Robins describes working for a festival – which is one of many organizations she now works alongside – as “its own ball of wax.” When asked about operating Shambhala’s social media, she describes it as “the funnest job you can do," saying that “everyone wants to interact with you, and everyone is super stoked.” She says that communicating with people in their own language about things they’re interested in is key, as well as “listening to the conversations” in your community are important goals to remember.
Indeed, the nerve center of the fest's media, press, and communications is Robins herself, but given her awareness of Shambhala's significance to the community and festival culture itself, she’s more than equipped to handle the pressure and workload.

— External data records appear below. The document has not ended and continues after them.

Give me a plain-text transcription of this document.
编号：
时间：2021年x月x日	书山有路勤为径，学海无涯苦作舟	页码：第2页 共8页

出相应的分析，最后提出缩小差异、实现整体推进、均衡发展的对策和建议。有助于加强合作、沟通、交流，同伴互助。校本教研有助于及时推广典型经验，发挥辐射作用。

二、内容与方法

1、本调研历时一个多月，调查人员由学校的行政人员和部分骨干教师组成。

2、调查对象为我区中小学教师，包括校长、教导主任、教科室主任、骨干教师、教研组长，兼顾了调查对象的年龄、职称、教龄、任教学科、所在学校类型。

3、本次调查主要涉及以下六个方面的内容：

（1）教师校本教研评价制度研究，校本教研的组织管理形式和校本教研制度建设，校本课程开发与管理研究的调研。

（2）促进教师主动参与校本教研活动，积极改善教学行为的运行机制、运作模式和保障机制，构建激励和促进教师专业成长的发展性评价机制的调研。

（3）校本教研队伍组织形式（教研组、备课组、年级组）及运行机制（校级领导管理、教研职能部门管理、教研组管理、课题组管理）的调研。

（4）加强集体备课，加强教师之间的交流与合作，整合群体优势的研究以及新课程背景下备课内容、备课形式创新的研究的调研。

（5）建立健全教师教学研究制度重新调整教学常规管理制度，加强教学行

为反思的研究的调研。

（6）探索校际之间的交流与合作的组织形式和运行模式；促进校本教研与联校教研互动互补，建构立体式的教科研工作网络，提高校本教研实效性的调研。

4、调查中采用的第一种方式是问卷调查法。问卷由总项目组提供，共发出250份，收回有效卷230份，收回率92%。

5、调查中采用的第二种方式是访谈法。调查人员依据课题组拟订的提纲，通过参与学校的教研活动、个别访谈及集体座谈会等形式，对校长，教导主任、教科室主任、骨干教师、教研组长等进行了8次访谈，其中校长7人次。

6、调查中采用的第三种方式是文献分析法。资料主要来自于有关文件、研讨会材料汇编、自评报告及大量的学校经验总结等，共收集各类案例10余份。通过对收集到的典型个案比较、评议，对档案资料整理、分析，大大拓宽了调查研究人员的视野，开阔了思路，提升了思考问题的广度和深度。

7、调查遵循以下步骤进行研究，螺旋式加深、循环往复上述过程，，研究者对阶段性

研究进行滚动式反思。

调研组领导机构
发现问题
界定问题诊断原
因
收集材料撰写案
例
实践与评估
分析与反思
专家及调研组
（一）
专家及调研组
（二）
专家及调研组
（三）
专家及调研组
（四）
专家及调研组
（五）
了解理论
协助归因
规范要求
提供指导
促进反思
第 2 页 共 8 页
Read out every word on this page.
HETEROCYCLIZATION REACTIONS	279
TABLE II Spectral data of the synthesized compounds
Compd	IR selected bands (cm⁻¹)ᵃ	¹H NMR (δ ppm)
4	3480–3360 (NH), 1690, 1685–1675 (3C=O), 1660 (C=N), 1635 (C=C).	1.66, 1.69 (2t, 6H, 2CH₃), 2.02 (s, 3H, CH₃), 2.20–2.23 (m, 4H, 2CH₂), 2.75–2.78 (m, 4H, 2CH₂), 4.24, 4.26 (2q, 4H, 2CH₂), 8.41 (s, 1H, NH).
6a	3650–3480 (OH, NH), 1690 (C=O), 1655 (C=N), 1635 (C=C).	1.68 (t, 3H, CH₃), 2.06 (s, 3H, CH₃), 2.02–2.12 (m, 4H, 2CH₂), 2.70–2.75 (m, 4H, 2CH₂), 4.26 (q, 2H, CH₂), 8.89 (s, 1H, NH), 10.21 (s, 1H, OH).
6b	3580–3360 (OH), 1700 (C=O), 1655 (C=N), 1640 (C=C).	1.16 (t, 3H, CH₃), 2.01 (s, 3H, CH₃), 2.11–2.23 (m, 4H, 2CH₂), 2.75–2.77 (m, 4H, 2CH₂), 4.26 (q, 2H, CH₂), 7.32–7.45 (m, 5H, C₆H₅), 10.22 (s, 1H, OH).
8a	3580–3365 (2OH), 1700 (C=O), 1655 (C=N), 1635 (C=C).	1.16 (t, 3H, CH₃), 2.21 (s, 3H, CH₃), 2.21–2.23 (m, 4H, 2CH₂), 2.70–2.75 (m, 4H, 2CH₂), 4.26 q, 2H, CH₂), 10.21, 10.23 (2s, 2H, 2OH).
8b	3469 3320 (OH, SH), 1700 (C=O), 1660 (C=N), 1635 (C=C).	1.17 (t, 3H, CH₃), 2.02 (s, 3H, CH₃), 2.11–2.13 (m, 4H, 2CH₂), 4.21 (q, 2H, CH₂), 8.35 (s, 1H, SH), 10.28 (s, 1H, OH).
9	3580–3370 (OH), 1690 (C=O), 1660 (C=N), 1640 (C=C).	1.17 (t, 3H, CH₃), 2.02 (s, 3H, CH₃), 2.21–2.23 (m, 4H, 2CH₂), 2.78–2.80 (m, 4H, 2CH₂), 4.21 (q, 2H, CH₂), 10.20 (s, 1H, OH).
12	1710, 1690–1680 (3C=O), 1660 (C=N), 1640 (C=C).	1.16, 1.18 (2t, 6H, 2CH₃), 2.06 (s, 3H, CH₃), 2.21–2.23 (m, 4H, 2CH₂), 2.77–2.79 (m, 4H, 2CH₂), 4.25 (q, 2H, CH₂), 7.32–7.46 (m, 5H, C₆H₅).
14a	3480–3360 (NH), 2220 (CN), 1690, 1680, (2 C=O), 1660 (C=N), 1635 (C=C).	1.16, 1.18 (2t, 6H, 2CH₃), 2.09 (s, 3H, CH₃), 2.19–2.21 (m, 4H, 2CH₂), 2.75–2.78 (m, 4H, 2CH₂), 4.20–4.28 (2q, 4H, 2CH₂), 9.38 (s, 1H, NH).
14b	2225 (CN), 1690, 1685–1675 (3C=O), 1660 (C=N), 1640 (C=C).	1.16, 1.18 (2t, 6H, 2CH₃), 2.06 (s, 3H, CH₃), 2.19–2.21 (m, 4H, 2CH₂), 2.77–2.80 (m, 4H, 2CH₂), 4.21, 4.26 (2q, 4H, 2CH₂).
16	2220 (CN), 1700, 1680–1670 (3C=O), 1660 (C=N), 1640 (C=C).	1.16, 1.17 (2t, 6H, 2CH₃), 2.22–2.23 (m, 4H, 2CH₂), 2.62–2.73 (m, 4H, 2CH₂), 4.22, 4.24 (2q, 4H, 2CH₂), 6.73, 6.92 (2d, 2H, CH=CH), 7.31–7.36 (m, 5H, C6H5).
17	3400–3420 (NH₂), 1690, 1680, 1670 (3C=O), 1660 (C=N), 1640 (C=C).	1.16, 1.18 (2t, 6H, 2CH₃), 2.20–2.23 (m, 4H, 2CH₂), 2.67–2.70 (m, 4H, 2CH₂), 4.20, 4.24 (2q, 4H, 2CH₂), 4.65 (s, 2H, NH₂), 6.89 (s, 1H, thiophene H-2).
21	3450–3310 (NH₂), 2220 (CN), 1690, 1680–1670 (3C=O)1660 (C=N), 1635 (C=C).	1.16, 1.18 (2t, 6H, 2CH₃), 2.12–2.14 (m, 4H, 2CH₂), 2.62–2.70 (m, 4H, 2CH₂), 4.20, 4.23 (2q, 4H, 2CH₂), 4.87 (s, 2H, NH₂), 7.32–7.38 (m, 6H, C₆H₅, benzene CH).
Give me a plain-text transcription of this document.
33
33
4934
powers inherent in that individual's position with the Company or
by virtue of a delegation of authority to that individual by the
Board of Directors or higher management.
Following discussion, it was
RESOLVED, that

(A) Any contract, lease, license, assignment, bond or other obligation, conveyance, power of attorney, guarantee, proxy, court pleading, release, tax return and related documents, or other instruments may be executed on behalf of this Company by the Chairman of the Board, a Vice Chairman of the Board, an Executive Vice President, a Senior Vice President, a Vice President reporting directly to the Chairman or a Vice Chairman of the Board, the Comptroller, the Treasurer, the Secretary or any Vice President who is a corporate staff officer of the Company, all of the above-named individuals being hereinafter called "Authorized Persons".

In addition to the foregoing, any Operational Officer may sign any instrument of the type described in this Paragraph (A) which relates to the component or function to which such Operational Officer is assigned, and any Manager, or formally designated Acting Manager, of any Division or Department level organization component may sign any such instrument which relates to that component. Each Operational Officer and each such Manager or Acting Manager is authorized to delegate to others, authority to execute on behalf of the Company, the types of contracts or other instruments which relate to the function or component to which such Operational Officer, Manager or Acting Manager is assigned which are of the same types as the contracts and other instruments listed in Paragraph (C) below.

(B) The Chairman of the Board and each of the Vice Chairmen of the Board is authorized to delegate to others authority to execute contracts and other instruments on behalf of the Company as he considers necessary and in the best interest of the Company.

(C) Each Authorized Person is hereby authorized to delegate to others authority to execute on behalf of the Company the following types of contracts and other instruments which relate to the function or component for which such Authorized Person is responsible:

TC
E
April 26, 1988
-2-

Shambhala’s host town of Salmo has just 1,600 residents, with the nearest “big city” Nelson, British Columbia with a population of 10,000 residents. Thus, for the week that Shambhala happens, the festival is actually the largest city in the region.
Regarding festivals overall, Robins’ appreciation of the culture offers a great view into who she is as a person. She says, “I’ve never gone to a festival that I haven’t really liked. Some may pull me out of my comfort zone and some may be a bit different, but each festival has something that’s so unique and wonderful about it. Even if it’s not the kind of festival that I would normally go to, festivals are great because you learn something about yourself. What makes Shambhala unique is that here, people wave and say 'hi' to each other. We’re small town people. We work, live, and grew up in this community. Everyone’s a friend you haven’t met yet.”